The chief of biotech Mesoblast says investors “clearly misunderstood” results from the company’s heart failure trial after its shares dropped 28 per cent on Monday.

It’s the second time this month the boss of an ASX-listed health stock has blamed shareholders for misunderstanding an announcement.

Two weeks ago ResApp boss Tony Keating lamented that “we haven’t educated shareholders well enough on what a good result actually looks like” after his stock halved following what he described as “really positive” trial results.

On Monday Mesoblast boss Silviu Itescu told Stockhead he “could not be more excited about the outcome” of a trial that achieved “clinically meaningful” results in end-stage heart failure patients.

After the stock plummeted, Mr Itescu told Stockhead: “the announcement has clearly been misunderstood by the market.”

Mesoblast’s (ASX:MSB) Phase 2 trial results reported today showed its drug MPC-150-IM achieved a significant reduction in major gastrointestinal bleeding and hospitalisations in patients implanted with a left ventricular assist device (LVAD).

But investors sold down the stock after the report noted “the primary endpoint of temporary weaning from full LVAD support was not achieved overall”.

Mesoblast says US health authorities believed this was “not a clinically meaningful outcome in and of itself” — but that wasn’t enough for investors who rushed for the exit, pushing shares down to their lowest point since August:

Mesoblast shares (ASX:MSB) over the past week.

A ‘primary endpoint’ of a clinical trial is the main result that is measured at the end of a study to see if a given treatment has worked.

Health and biotech investors look for this phrase in ASX announcements; as evidenced by Bionomics (ASX:BNO) shares diving when the primary endpoint of its PTSD trial was not met.

Mr Itescutold Stockhead: “For the primary endpoint in question, the FDA advised that it was a biomarker, not a clinically meaningful outcome in and of itself.

“There was a clinically meaningful reduction in hospitalisations and bleedings and that’s all that matters.

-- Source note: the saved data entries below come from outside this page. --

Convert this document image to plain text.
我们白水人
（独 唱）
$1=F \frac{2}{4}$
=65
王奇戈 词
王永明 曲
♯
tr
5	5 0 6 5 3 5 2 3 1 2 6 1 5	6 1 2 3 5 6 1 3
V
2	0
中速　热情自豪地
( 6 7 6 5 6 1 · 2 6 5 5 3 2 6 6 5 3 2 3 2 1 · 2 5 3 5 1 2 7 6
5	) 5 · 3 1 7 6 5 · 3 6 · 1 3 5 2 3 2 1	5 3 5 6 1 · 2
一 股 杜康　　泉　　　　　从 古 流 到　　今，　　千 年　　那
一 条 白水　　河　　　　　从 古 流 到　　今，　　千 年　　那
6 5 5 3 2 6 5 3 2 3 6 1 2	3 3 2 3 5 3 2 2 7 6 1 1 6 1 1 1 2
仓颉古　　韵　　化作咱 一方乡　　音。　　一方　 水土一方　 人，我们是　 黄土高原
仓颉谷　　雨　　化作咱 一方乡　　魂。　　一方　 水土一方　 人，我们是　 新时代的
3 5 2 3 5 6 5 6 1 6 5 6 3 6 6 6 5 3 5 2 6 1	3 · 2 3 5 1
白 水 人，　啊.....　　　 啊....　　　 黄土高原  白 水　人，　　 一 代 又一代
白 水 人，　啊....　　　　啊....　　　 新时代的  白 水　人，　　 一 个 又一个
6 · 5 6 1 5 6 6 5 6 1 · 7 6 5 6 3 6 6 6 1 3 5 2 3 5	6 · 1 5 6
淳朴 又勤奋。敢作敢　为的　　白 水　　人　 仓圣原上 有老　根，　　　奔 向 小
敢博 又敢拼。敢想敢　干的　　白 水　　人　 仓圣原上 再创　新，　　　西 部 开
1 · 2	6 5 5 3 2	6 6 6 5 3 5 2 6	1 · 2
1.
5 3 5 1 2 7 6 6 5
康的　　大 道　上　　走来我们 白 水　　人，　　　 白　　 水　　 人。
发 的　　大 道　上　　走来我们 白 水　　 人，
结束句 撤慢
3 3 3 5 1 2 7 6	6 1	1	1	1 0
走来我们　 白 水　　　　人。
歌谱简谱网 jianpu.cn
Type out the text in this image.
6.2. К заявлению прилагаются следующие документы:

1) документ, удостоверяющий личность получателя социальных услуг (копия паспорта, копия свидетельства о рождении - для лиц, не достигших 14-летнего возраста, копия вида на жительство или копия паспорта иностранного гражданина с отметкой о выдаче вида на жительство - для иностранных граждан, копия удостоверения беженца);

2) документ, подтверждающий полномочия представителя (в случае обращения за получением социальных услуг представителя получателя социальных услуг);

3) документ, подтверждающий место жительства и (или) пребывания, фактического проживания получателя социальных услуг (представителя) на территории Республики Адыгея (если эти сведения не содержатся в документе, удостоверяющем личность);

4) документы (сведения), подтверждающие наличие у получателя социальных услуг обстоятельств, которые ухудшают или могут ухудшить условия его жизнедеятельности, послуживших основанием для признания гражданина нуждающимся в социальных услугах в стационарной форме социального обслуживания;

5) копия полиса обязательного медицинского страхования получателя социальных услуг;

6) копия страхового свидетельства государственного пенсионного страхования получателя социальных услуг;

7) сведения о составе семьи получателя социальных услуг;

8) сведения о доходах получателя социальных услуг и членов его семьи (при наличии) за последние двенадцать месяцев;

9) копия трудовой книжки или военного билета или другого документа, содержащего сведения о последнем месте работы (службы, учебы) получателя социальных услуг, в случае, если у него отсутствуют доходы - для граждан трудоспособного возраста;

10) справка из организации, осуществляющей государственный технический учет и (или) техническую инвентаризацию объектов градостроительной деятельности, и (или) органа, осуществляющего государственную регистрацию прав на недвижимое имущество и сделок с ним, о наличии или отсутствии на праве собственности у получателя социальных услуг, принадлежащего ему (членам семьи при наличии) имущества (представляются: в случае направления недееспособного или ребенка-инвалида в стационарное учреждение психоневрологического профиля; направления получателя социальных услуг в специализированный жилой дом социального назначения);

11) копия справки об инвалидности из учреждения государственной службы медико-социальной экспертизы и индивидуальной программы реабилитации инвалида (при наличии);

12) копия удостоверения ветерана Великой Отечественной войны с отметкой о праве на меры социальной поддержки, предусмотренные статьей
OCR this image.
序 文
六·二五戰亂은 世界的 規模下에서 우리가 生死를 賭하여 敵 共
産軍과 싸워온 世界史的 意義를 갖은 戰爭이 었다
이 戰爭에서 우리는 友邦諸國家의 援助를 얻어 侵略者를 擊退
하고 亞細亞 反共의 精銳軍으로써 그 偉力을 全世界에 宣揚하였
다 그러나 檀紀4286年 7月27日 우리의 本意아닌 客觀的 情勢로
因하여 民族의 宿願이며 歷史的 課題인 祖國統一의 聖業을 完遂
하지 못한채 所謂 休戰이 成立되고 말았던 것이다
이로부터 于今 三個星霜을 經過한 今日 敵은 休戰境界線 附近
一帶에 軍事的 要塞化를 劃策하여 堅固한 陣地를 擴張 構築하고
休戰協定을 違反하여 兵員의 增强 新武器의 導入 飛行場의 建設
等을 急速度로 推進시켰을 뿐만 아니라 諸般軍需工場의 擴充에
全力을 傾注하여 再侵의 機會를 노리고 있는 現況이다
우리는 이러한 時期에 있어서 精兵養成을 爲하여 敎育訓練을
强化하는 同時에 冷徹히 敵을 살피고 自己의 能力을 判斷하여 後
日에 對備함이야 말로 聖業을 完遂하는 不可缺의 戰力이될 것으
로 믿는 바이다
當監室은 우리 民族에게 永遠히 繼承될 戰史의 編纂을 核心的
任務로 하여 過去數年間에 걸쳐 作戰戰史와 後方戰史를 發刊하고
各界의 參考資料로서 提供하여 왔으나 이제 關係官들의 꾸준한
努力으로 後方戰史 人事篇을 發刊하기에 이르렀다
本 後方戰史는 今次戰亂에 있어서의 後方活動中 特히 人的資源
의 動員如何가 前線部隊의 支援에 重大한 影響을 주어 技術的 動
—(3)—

We’re extremely excited about the outcome.

“I think the retail market does not fully appreciate the complex nature of the disease and the FDA endpoints and we need to educate them better. We need to make people more aware of the opportunity that is now in front of us thanks to these results.

“It provides a potential pathway to bring our heart failure product to market sooner for these patients in great need.”

Mesoblast’s main focus is making “mesenchymal lineage” adult stem cells to treat a wide range of conditions.

Mesenchymal stem cells are cells that can differentiate — the process by which a cell changes from one type to another — into many different cells, giving them great potential therapeutic benefit.